Perseo, «che non rivolge il suo sguardo sul volto della Gorgone ma solo sulla sua immagine
riflessa», è un modello di comportamento per tutti gli uomini; ma nonostante questo un
uomo rimane, e dunque non può agire senza lo scudo che lo protegge, uno scopo, o
un’impresa da compiere. L’uomo deve diventare capace di adoperare lo strumento della
leggerezza, ciò può avvenire quando ha un motivo che lo spinga a impugnarlo. Ricordiamo:
essere come Perseo non è semplice, e a tal proposito Calvino mette in luce fin da subito le
qualità che una persona deve avere per dominare la leggerezza.
Dopo l’ennesima impresa, quando riuscì a trarre in salvo Andromeda, fermandosi ad un
fiume per lavarsi le mani, Perseo si preoccupò di poggiare la testa di Medusa sopra uno
strato di foglie, per far sì che non venisse sciupata dalla sabbia (in oltre, qui avviene la
metamorfosi in corallo dei ramoscelli su cui è poggiata la testa). Questo gesto è la prova,
secondo Calvino, che la bontà di cuore sia una qualità imprescindibile, specie per quelli che,
come Perseo, sulle spalle portano il mantello di “eroe della leggerezza”. La testa di Medusa,
una volta che il mostro viene decapitato, diventa sia un’arma da rivolgere contro nuovi e più
insidiosi avversari, sia un fardello, delicato e deteriorabile, di cui è necessario aver cura.
Calvino ci sta ora descrivendo quei gesti che definiscono un eroe come Perseo: se da una
parte la leggerezza è un metodo (affatto semplice) di staccarsi dalla realtà, utile a lasciare
lontano il tormento che potrebbe dare uno sguardo diretto sull’abisso, d’altra parte non
chiede di rinnegare completamente il mondo per cui fornisce un filtro (“È sempre in un
rifiuto della visione diretta che sta la forza di Perseo, ma non in un rifiuto della realtà del
mondo di mostri in cui gli è toccato di vivere […]”). L’abisso, i mostri, sono cose che vivono
dentro di noi, è impossibile sbarazzarsene, non importa quanto ardentemente lo vogliamo:
finché avremo vita, loro vivranno in noi.
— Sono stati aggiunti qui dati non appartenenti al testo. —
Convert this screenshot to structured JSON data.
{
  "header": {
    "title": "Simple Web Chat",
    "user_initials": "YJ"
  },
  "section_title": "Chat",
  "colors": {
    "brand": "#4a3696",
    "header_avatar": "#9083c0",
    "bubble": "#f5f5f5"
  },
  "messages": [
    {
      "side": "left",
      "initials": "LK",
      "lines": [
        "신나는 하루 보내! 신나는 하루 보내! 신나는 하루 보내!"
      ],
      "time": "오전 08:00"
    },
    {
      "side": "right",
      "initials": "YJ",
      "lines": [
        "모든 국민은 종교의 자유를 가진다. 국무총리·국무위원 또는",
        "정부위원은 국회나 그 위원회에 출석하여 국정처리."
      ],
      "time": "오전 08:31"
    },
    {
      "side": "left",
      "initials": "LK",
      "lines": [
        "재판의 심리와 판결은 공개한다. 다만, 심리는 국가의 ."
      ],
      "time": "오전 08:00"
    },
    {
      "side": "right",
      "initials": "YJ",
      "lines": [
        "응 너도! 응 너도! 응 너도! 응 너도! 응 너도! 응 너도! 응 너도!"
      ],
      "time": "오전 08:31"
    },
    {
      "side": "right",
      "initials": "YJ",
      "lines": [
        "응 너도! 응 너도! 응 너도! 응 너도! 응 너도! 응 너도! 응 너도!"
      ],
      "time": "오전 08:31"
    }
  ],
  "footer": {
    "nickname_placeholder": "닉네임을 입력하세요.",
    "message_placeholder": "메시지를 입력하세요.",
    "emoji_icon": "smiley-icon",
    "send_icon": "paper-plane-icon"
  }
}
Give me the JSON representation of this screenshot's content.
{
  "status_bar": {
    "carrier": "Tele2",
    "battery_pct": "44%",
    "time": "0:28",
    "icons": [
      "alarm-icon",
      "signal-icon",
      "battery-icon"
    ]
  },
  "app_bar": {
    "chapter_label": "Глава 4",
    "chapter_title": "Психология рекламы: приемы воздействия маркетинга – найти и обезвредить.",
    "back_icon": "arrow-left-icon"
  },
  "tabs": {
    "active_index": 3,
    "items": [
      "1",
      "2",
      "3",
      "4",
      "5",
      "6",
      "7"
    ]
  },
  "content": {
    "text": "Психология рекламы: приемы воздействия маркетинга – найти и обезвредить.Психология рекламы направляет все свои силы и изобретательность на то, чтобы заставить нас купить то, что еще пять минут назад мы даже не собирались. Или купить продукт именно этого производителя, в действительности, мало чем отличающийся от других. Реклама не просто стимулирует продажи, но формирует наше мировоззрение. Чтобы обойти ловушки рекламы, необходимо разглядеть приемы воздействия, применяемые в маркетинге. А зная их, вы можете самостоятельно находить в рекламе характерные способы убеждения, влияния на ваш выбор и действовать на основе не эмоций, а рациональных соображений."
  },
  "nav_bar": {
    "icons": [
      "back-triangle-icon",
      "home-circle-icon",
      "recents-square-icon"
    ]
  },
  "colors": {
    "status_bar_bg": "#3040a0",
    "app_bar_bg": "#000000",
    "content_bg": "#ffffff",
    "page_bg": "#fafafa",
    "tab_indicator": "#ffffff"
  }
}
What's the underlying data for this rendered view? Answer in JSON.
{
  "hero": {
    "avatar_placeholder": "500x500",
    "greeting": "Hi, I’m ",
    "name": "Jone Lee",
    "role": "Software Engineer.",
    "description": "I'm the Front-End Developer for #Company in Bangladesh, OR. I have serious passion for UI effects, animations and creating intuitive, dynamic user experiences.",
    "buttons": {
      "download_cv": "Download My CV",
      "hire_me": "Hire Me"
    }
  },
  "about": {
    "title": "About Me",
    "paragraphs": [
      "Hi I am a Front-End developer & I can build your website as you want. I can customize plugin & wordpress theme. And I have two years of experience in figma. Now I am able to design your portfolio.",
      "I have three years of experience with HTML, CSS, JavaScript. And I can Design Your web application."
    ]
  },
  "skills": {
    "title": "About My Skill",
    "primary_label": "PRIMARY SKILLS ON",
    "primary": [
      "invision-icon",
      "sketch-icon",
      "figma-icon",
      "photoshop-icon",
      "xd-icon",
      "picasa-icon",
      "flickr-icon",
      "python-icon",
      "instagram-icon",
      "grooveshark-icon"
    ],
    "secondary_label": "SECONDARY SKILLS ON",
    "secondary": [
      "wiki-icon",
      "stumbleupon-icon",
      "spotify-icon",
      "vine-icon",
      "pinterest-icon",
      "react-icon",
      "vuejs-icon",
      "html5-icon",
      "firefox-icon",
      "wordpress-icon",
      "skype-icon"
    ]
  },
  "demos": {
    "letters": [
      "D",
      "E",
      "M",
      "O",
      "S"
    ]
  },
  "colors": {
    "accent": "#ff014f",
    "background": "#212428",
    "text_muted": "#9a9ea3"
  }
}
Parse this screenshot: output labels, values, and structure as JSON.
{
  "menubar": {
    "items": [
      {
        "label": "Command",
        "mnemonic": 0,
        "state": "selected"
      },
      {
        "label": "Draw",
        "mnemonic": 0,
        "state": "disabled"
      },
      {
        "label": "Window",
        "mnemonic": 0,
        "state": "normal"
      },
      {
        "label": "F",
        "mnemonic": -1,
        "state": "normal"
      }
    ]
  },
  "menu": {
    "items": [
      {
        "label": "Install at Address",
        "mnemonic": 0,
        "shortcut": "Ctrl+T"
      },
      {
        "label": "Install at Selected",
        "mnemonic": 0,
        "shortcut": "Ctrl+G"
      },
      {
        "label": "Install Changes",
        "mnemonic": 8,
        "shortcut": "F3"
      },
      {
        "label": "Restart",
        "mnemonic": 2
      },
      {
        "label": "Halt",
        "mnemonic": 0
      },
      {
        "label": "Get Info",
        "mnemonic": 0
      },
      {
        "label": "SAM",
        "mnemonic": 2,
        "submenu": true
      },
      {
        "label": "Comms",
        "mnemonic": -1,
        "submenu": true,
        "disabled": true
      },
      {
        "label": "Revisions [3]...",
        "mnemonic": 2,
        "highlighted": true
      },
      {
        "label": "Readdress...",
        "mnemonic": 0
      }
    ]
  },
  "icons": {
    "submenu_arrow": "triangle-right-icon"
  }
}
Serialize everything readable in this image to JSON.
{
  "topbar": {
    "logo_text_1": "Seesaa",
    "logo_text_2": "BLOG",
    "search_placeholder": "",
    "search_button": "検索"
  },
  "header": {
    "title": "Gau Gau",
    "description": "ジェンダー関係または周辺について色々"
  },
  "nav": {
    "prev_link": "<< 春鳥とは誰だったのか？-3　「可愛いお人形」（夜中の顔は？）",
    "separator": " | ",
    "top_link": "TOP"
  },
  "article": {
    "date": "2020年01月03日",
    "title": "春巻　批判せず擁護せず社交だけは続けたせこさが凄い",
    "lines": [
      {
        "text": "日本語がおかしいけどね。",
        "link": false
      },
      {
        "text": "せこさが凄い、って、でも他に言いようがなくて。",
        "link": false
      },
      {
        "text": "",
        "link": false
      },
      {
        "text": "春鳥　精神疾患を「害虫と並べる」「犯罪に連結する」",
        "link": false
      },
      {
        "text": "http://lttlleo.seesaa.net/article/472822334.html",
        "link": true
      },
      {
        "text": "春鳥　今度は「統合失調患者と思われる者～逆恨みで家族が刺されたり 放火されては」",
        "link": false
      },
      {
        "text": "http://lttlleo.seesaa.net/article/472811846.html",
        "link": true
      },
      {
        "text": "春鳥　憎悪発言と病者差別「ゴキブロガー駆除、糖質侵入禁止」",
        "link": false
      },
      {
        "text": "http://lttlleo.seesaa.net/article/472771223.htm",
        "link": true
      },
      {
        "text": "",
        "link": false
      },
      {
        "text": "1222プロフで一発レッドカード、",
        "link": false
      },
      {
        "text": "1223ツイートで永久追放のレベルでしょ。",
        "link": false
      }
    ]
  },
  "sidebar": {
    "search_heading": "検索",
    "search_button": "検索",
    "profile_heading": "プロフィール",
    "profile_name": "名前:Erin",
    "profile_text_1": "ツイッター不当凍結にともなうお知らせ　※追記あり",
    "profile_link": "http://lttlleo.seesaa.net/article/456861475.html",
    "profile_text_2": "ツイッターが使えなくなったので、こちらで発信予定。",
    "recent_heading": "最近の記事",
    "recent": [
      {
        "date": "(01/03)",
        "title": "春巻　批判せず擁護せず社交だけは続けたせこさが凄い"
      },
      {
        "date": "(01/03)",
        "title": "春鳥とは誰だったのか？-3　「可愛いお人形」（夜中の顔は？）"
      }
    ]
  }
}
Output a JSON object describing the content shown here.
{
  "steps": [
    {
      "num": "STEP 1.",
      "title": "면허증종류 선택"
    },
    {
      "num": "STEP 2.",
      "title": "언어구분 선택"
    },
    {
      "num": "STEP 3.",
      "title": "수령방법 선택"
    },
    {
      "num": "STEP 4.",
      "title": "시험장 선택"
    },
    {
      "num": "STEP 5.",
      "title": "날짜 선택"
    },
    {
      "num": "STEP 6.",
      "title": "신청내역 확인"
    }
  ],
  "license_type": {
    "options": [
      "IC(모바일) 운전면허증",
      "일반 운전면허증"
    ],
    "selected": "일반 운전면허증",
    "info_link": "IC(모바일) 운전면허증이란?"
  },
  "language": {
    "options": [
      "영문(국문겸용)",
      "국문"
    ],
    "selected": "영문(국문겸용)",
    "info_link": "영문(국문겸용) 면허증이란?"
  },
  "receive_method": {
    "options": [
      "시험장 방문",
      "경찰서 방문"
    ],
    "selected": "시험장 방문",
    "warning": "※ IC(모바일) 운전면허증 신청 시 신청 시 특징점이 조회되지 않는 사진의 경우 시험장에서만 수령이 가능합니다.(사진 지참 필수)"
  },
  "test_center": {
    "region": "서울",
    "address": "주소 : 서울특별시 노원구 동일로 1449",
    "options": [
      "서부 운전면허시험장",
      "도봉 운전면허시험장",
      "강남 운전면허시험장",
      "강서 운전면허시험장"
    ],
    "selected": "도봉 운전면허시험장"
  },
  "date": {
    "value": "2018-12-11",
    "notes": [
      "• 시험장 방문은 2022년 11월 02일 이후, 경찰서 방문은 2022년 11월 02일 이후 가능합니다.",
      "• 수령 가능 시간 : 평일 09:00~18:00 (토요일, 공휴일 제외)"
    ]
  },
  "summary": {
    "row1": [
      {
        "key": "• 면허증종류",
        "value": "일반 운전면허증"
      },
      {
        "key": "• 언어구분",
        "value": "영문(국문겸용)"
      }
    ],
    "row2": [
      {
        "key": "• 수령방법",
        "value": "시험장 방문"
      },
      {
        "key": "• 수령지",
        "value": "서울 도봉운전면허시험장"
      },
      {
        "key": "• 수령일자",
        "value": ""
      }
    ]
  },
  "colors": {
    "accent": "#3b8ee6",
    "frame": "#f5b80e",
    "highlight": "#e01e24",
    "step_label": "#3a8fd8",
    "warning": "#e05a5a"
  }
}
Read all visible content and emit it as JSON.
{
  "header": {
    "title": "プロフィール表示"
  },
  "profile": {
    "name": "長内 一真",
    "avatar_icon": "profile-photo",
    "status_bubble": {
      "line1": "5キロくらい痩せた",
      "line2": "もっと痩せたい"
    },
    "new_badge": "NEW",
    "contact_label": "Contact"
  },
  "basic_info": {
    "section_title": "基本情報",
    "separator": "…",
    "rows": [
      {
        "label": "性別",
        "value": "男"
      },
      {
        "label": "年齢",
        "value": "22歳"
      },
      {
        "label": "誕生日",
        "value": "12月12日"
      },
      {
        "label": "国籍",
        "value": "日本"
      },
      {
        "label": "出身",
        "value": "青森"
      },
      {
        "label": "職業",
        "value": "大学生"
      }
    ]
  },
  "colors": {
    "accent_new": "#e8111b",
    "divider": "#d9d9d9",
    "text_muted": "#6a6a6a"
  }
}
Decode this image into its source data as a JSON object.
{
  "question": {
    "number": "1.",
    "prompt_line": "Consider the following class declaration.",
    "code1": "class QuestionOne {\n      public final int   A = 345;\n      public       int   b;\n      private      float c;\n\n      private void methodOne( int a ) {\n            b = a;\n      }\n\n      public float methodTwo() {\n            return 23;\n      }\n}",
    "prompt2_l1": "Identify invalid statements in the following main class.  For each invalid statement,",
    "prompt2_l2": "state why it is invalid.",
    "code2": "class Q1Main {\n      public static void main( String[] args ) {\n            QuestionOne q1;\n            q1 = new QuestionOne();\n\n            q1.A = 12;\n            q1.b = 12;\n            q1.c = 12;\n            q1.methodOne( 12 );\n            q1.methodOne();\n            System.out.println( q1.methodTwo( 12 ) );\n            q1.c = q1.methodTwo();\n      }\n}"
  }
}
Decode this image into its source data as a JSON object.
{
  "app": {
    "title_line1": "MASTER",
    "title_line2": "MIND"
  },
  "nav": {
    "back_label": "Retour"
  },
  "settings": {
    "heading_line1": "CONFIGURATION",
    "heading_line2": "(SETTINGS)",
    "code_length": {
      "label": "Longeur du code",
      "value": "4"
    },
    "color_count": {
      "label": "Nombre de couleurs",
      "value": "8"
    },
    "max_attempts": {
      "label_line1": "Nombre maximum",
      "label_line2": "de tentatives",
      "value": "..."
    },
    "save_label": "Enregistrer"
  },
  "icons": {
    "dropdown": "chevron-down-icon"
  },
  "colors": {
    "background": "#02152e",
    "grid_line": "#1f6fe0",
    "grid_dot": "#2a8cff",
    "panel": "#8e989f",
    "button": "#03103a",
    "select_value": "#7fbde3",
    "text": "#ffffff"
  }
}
Non possiamo far altro che accettare questa
situazione… La scelta sta però nel decidere come affrontarla.
Accettare che dentro di noi viva un abisso d’iniquità, o che il mondo sia popolato da mostri,
non vuol dire per forza lasciarsi paralizzare o che questa situazione non cambierà mai: è
l’ossessione di voler affrontare tutto con pesantezza -voler essere per forza cinici e seriosi,
perché sembra la via più giusta, o perché si tende a confonde la leggerezza con l’ingenuitàche conduce inevitabilmente all’immobilità. Le persone che affrontano l’esistenza con
leggerezza potranno anche sembrare ingenue, almeno si muovono in una direzione.
Ancora una volta Perseo è utile a rappresentare questo concetto: a seguito della sconfitta
della Gorgone (una volta portata a termine la difficile impresa affidatagli dal re Polidette),
Perseo vede ripagati i suoi sforzi quando dal sangue di Medusa nasce Pegaso, il cavallo
alato; sia dunque la testa mozzata, ancora capace di pietrificare con lo sguardo e di creare la
vita attraverso il sangue, sia il nuovo destriero su cui monta Perseo (entrambi utili per
affrontare nuove sfide), non sarebbero ottenibili senza il presupposto di affrontare Medusa.
La sconfitta del mostro, avvenuta pur tramite l’espediente della leggerezza, ha determinato
un miglioramento delle condizioni dell’eroe, ora più forte, in grado di portare con sé ciò che
ha potuto imparare dalle esperienze precedenti e che gli sarà utile per quelle successive. In
questo modo, tramite la metamorfosi delle esperienze negative in qualcosa di utile per la
crescita personale ([…] “la sottile grazia del corallo che sfiora l'orrore feroce della
Gorgone…”), è possibile perseguire la ricerca di un equilibrio che veda come essenza
portante la felicità, oppure che permetta allo scrittore che ha perduto contatto con la realtà
di recuperare quella passione che lo aveva spinto a scrivere all’inizio.